The Empty Chair (Lincoln Rhyme 3) - Page 106

"Where?"

"Shhh."

A flash of light from behind them caught their eyes. You have to listen all the time. Otherwise they can sneak up on you.

"No!" Garrett cried in dismay and pulled her into a stand of sedge.

Two Paquenoke County squad cars were racing along Canal Road. She couldn't see who was driving the first one but the deputy in the passenger seat--the black deputy who'd set up the chalkboard for Rhyme--was squinting as he scanned the woods. He held a shotgun. Lucy Kerr was driving the second car. Jesse Corn sat beside her.

Garrett and Sachs lay flat, hidden by broom grass.

Moths fold their wings and drop to the ground....

The cars sped past and skidded to a stop where Canal Road met Route 112. They parked perpendicular to the road, blocking both lanes, and the deputies got out, weapons ready.

"Roadblock," she muttered. "Hell."

"No, no, no," Garrett muttered, dumbfounded. "They were supposed to think we were going the other way-- east. They had to think that!"

A passenger car passed them, slowing at the end of the road. Lucy flagged down the car and questioned the driver. Then they made him get out of the vehicle and open the trunk, which they searched carefully.

Garrett huddled in the nest of grass. "How the fuck d'they figure out we were coming this way?" he whispered. "How?"

Because they've got Lincoln Rhyme, Sachs answered silently.

"They don't see anything yet, Lincoln," Jim Bell told him.

"Amelia and Garrett aren't going to be walking down the middle of Canal Road," Rhyme said testily. "They'll be in the bushes. Keeping a low profile."

"There's a roadblock set up and they're searching every car," Jim Bell said. "Even if they know the drivers."

Rhyme looked again at the map on the wall. "There's no other way for them to go west from Tanner's Corner?"

"From the lockup the only way through the marshes is Canal Road to Route 112." But Bell sounded doubtful. "I gotta say, though, this's a big risk, Lincoln--committing everybody to Blackwater Landing. If they really are headed east to the Outer Banks they're gonna get past us now and we'll never find them. This idea of yours, well, it's a little far-fetched."

But Rhyme believed it was right. As he'd stared at the map twenty minutes before, tracing the route the boy had taken with Lydia--which led toward the Great Dismal Swamp and very little else--he had started wondering about Lydia's abduction. He had remembered what Sachs had told him when they were in the field pursuing Garrett this morning.

Lucy says it doesn't make any sense for him to come this way.

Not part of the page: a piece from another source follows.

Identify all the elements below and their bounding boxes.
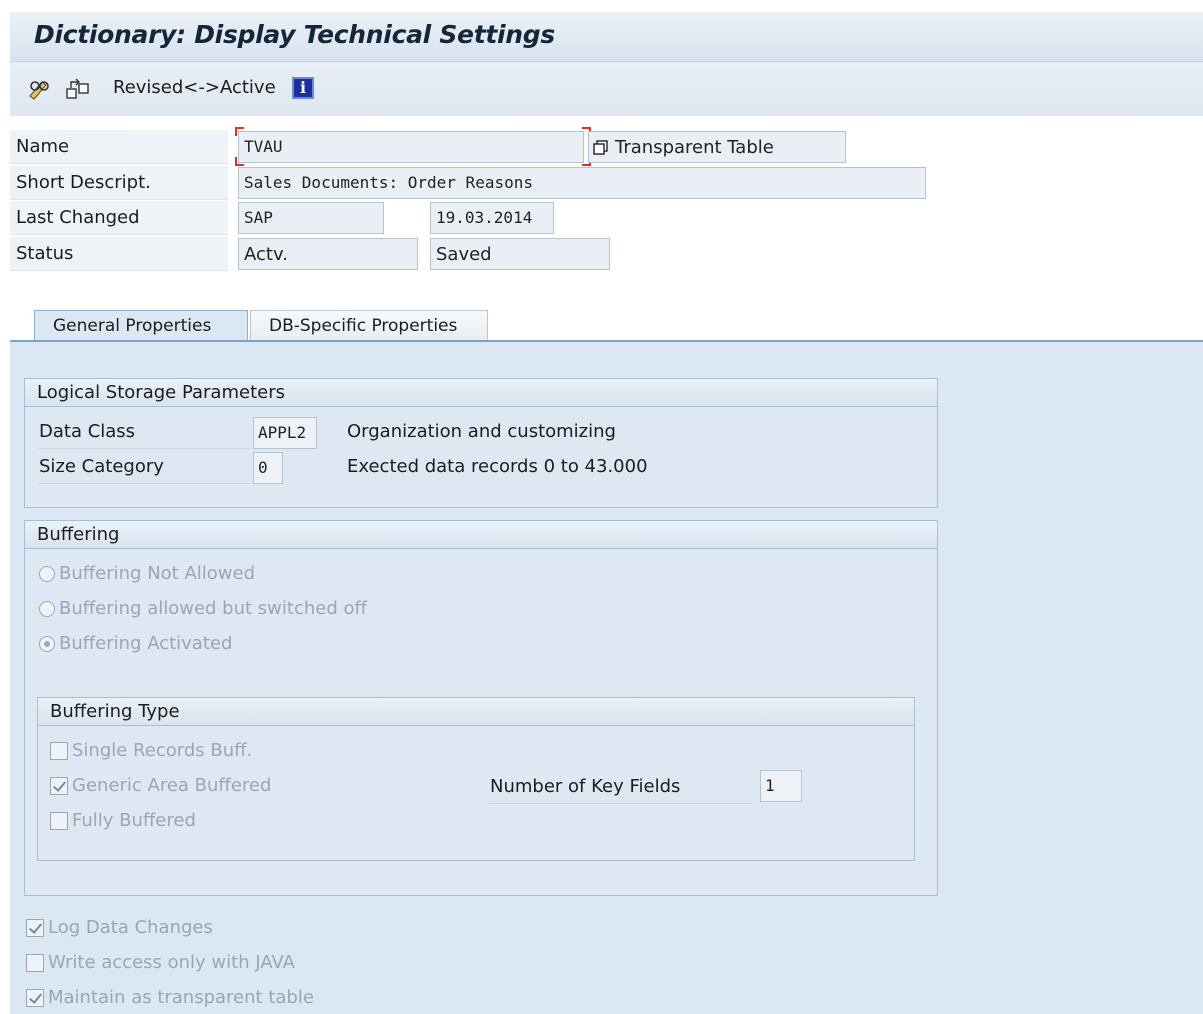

And that had made him ask a question that no one had yet answered satisfactorily. Why exactly did Garrett kidnap Lydia Johansson? To kill her as a substitute victim was Dr. Penny's answer. But, as it turned out, he hadn't killed her even though he'd had plenty of time to. Or raped her. Nor was there any other motive for abducting her. They were strangers, she'd never taunted him, he didn't seem to have an obsession with her, she wasn't a witness to Billy's murder. What could his point have been?

Then he had recalled how Garrett had willingly told Lydia that Mary Beth was being held on the Outer Banks--and how she was happy, how she didn't need to be rescued. Why would he volunteer that information? And the evidence at the mill--the ocean sand, the map of the Outer Banks ... Lucy had found it easily, according to Sachs. Too easily. The scene, he had decided, had been staged, as forensic scientists call evidence planted to lead investigators off.

Rhyme had shouted bitterly, "We've been set up!"

"What do you mean, Lincoln?" Ben had asked.

"He tricked us," the criminalist had said. A sixteen-year-old boy had fooled them all. From the beginning. Rhyme had explained that Garrett had intentionally kicked off one shoe at the scene when he kidnapped Lydia. He'd filled it with limestone dust, which would lead anyone with knowledge of the area--Davett, for instance--to think of the quarry, where he'd planted the other evidence, the scorched bag and corn--that in turn led to the mill.

The searchers were supposed to find Lydia, along with the rest of the planted evidence--to convince them that Mary Beth was being held in a house on the Outer Banks.

Which meant of course that she was being held in the opposite direction--west of Tanner's Corner.

Garrett's plan was brilliant but he had made one mistake--assuming that it would take the search party several days to find Lydia (which is why he'd left all the food for her). By then he'd have been with Mary Beth in the real hiding place and the searchers would be combing the Outer Banks.

And so Rhyme had asked Bell what was the best route west from Tanner's Corner. "Blackwater Landing," the sheriff had answered. "Route 112." And Rhyme had ordered Lucy and the other deputies there as fast as possible.

There was a chance that Garrett and Sachs had been through the intersection already and were on their way west. But Rhyme had calculated distances and didn't think that on foot--and keeping under cover--they could have gotten that far in so little time.